Araplar ve Süryanilerden BDP'ye desteğin arttığını, AKP'nin çıkardığı adaylara, özellikle Istanbul eski valisi Muammer Güler'e tepki olduğunu düşünüyorlar. "Savaş ilanı gibi bir şey bu diyor" bir öğretmen.
“Seçim sonrası ne olacak?” diyorum. “Demokratik Özerklik talebi hayata geçirilecek” diyorlar. “Nasıl bir şey olacak bu, tarif eder misiniz?” diyorum. Kesinlikle inananların heyecanıyla anlatmaya girişiyorlar.
"Kent konseylerine kadar, halkın kendi kendini yönetmesinin organları yaratılıyor.

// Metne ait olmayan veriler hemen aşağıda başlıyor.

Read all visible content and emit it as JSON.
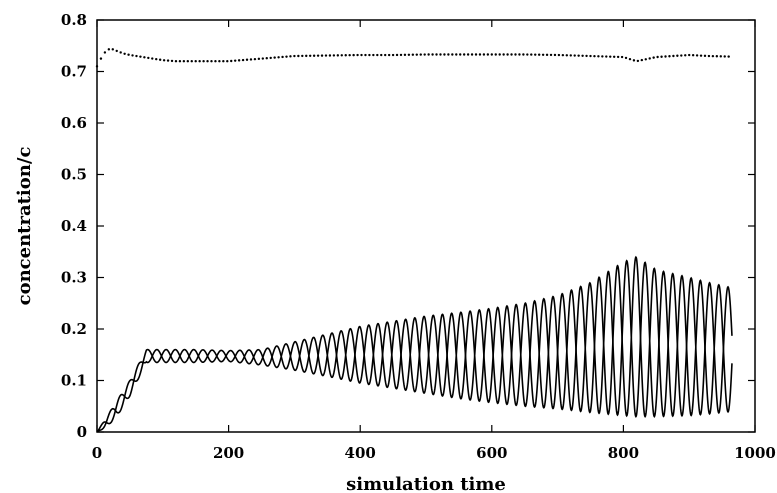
{
  "chart_data": {
    "type": "line",
    "xlabel": "simulation time",
    "ylabel": "concentration/c",
    "xlim": [
      0,
      1000
    ],
    "ylim": [
      0,
      0.8
    ],
    "xticks": [
      0,
      200,
      400,
      600,
      800,
      1000
    ],
    "yticks": [
      0,
      0.1,
      0.2,
      0.3,
      0.4,
      0.5,
      0.6,
      0.7,
      0.8
    ],
    "xtick_labels": [
      "0",
      "200",
      "400",
      "600",
      "800",
      "1000"
    ],
    "ytick_labels": [
      "0",
      "0.1",
      "0.2",
      "0.3",
      "0.4",
      "0.5",
      "0.6",
      "0.7",
      "0.8"
    ],
    "grid": false,
    "legend": false,
    "series": [
      {
        "style": "dotted",
        "x": [
          0,
          10,
          20,
          30,
          40,
          50,
          60,
          70,
          80,
          100,
          120,
          140,
          160,
          180,
          200,
          220,
          240,
          260,
          280,
          300,
          350,
          400,
          450,
          500,
          550,
          600,
          650,
          700,
          750,
          800,
          820,
          850,
          900,
          930,
          960
        ],
        "y": [
          0.71,
          0.735,
          0.745,
          0.74,
          0.735,
          0.732,
          0.73,
          0.728,
          0.726,
          0.722,
          0.72,
          0.72,
          0.72,
          0.72,
          0.72,
          0.722,
          0.724,
          0.726,
          0.728,
          0.73,
          0.731,
          0.732,
          0.732,
          0.733,
          0.733,
          0.733,
          0.733,
          0.732,
          0.73,
          0.728,
          0.72,
          0.728,
          0.732,
          0.73,
          0.729
        ]
      },
      {
        "style": "oscillating-solid",
        "x": [
          0,
          15,
          30,
          50,
          75,
          100,
          150,
          200,
          250,
          300,
          350,
          400,
          450,
          500,
          550,
          600,
          650,
          700,
          750,
          800,
          820,
          850,
          900,
          930,
          965
        ],
        "upper": [
          0.0,
          0.03,
          0.06,
          0.1,
          0.16,
          0.16,
          0.16,
          0.158,
          0.16,
          0.175,
          0.19,
          0.205,
          0.215,
          0.225,
          0.232,
          0.24,
          0.25,
          0.265,
          0.29,
          0.33,
          0.34,
          0.315,
          0.3,
          0.29,
          0.28
        ],
        "lower": [
          0.0,
          0.01,
          0.03,
          0.07,
          0.135,
          0.135,
          0.135,
          0.137,
          0.13,
          0.12,
          0.108,
          0.095,
          0.085,
          0.075,
          0.065,
          0.057,
          0.05,
          0.045,
          0.038,
          0.032,
          0.03,
          0.03,
          0.032,
          0.035,
          0.04
        ],
        "period": 28
      }
    ]
  }
}
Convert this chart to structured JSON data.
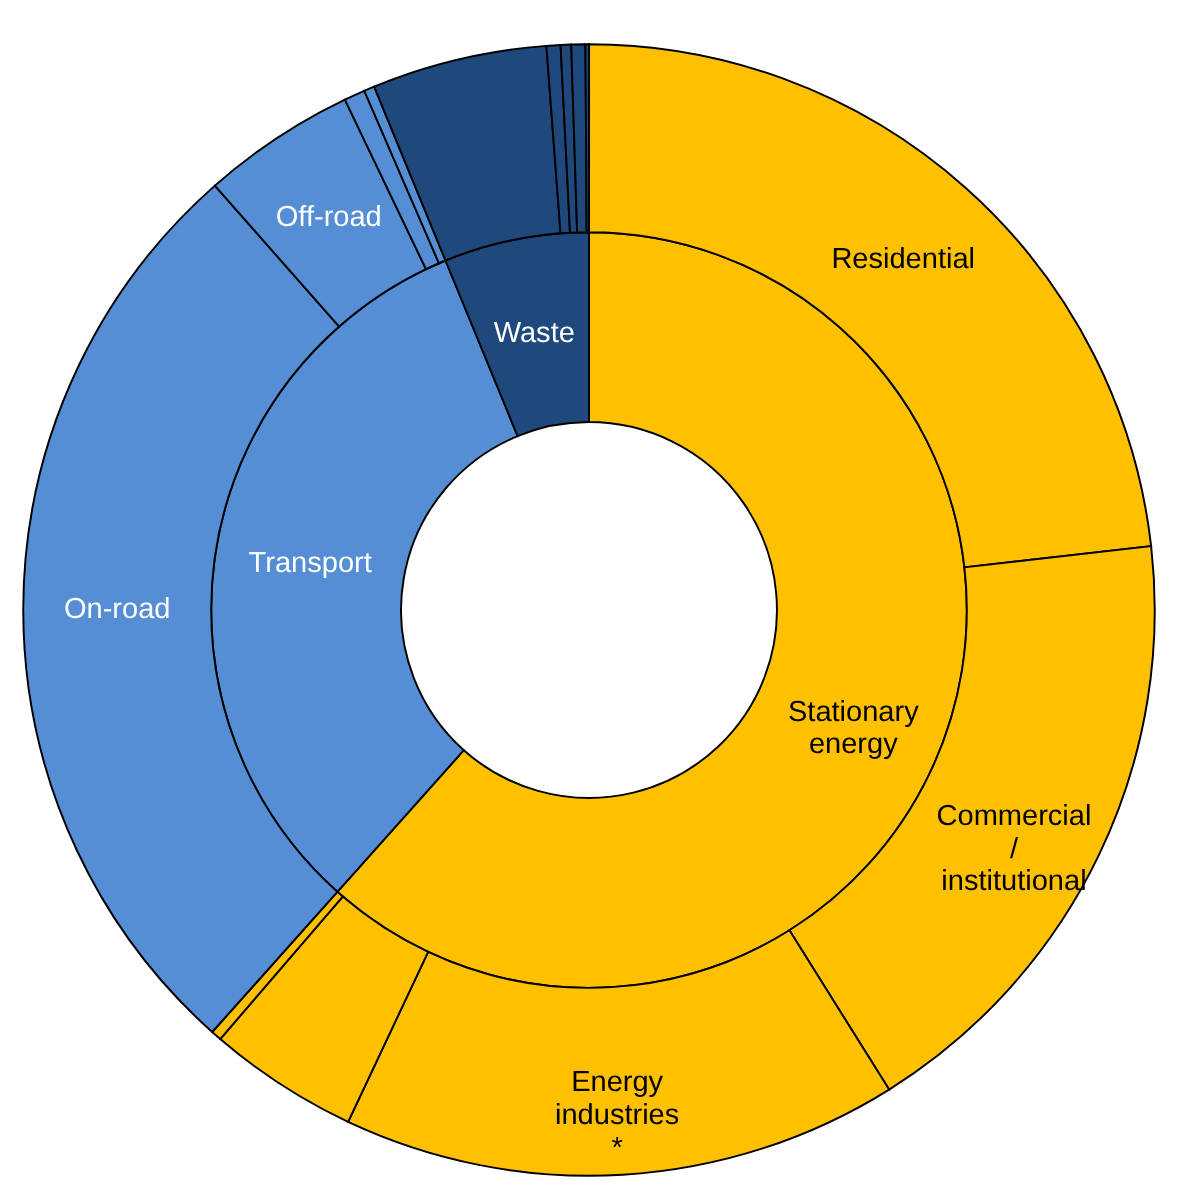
{
  "chart_data": {
    "type": "donut",
    "categories": [
      "Residential",
      "Commercial / institutional",
      "Energy industries *",
      null,
      null,
      "On-road",
      "Off-road",
      null,
      null,
      null,
      null,
      null,
      null,
      null
    ],
    "annotations": [
      "Stationary energy",
      "Transport",
      "Waste"
    ],
    "series": [
      {
        "values": [
          23.2,
          17.9,
          15.9,
          4.3,
          0.3,
          26.9,
          4.4,
          0.6,
          0.3,
          5.0,
          0.4,
          0.3,
          0.4,
          0.1
        ],
        "colors": [
          "#ffc000",
          "#ffc000",
          "#ffc000",
          "#ffc000",
          "#ffc000",
          "#558ed5",
          "#558ed5",
          "#558ed5",
          "#558ed5",
          "#1f497d",
          "#1f497d",
          "#1f497d",
          "#1f497d",
          "#1f497d"
        ]
      },
      {
        "values": [
          61.6,
          null,
          null,
          null,
          null,
          32.2,
          null,
          null,
          null,
          6.2,
          null,
          null,
          null,
          null
        ],
        "colors": [
          "#ffc000",
          "#ffc000",
          "#ffc000",
          "#ffc000",
          "#ffc000",
          "#558ed5",
          "#558ed5",
          "#558ed5",
          "#558ed5",
          "#1f497d",
          "#1f497d",
          "#1f497d",
          "#1f497d",
          "#1f497d"
        ]
      }
    ]
  }
}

Siyasi güç merkezi devlet kurumlarından halka yayılıyor."
"Örneğin Hakkari'de köylüler kümes hayvancılığı yapmak üzere kooperatif oluşturdular. Elde ettikleri gelirle, köylerine elektriği, suyu tamamen kendi güçleriyle getirdiler."
"Mesela burada Evren Mahallesi vardı. Mahalle meclisinde ismin değiştirilmesi konusunda karar alındı. Biz Mezopotamya olsun istiyorduk ama ihtiyarlar bizi dinlemedi, referandumla eski adı olan Kotek kabul edildi. BDP ve AKP'li üyelerden oluşan Belediye Meclisi de bunu onayladı."
"Ana dilde eğitim konusunda Türkiye çapında 10 bin öğretmenin Kürtçe öğretebilecek bir düzeye gelebilmesi hedefiyle çalışmalar yürütüyoruz"
"Mesela öğrencilere ortaokuldan üniversiteye hazırlığa kadar, gönüllü destek eğitim sağlamaya başladık. Bunu daha da geliştireceğiz. Yerel hizmet için ne gerekiyorsa, Ankara'dan istemek yerine halk kendisi yapacak. "
Çok iddialı bir proje
"Bu sadece Türkiye'yi değil, bütün Ortadoğu'yu dönüştürecek bir proje" , "Demokratikleşmenin çevre ve kadın erkek eşitliği ile birlikte tasarlandığı tek proje " diyor öğretmenler. Bu yolla, devletin yavaş yavaş yerini halkın demokratik idaresine bırakacağını ve zamanla sönümleneceğini tahayyül ediyorlar.
"Sadece devlete bir alternatif değil, kapitalizme de bir alternatif demokratik özerklik" diyorlar.
Bunu tam anlayamıyorum. Sanırım onların kafasında da net değil bu kısmı. "Kara değil, insana dayalı bir ekonomi, ya da neo liberalizmin reddedilmesi" diyorlar ama "Kürt işadamlarını da içeren bir ittifak" içinde olduklarını da kabul ediyorlar.
"Peki siz bunları yapınca, hükümetin ne yapacağını düşünüyorsunuz?" diyorum, Sait öğretmen daha önce sivil itaatsizlik eylemlerine yapılan müdaheleleri anımsatarak, "Kaosu göze almamız lazım. Hükümet ya müzakereyi seçecek ya da kaos olacak" diyor.
Dönüşte, Mardin Diyarbakır minibüsünde yanıma uyku laboratuarında çalışan bir hanım düşüyor. Tatlı bir sohbetle yola revan oluyoruz. Siyasi tercihini sır gibi saklıyor. (KB/BA)
* Kumru Başer'in izlenimlerini BBC Türkçe'den aldık.